Wednesday, May 25, 2016

Power of a name

I don't exactly know how I chose my female name, Rebecca, but it means everything to me.  I was on the phone with the Howard Brown Health Clinic, a leading provider of LGBT healthcare here in Chicago.  They asked me if I had a preferred name.  My whole life, I've gone by a male nickname, so my unconscious reaction to that question was to give my male nickname.  Then it hit me that they  wanted to know if I had a preferred female name.  In moment, Rebecca came to me, and that has stuck ever since.

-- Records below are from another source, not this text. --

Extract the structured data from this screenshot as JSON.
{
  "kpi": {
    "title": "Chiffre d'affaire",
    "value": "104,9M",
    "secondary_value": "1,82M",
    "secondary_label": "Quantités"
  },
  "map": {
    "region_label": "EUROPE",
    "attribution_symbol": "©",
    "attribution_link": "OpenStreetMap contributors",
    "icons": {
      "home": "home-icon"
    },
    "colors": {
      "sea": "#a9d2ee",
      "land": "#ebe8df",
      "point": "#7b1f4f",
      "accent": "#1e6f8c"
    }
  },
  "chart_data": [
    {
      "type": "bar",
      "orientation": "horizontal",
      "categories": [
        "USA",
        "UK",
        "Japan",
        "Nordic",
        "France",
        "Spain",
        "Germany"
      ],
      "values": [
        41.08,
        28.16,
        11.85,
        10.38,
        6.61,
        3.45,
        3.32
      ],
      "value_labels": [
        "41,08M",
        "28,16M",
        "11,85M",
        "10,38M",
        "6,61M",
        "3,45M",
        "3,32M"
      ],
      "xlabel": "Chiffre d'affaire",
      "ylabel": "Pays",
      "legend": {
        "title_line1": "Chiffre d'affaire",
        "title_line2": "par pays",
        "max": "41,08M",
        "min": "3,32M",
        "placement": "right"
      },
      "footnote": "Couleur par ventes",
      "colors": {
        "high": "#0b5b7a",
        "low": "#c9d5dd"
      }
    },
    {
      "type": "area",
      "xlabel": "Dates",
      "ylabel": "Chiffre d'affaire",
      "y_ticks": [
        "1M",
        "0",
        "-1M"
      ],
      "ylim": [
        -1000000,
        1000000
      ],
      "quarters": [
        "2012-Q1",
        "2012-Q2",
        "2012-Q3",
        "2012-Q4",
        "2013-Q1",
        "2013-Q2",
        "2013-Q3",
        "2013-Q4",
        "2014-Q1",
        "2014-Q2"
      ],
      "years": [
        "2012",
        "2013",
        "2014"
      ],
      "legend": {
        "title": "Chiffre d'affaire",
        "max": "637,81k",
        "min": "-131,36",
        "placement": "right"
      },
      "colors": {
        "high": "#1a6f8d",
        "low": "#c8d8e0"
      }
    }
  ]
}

Hearing my name when I am in female mode always cheers me up.  I feel like the woman in me is a real person, with some value.  Being called Rebecca makes me happy enough that I took the middle name "Joy." When you feel like you've been called the wrong thing your whole life, hearing the correct name is a luxury that you don't take for granted.

I had a difficult purge last week, immediately before leaving on a business trip.  I've been in New York since Sunday.  I spent three the past three days in guy mode, before my depression started to take over.

Tonight, I got dressed up as Rebecca, and went out.  I couldn't find anything in particular to do, until I found myself at the makeup counter of a department store.  I ended up talking briefly with the girl at the counter.  During the course of the conversation, we exchanged names.  As I left, she said, "You have a nice night, Rebecca!"  That's all it took.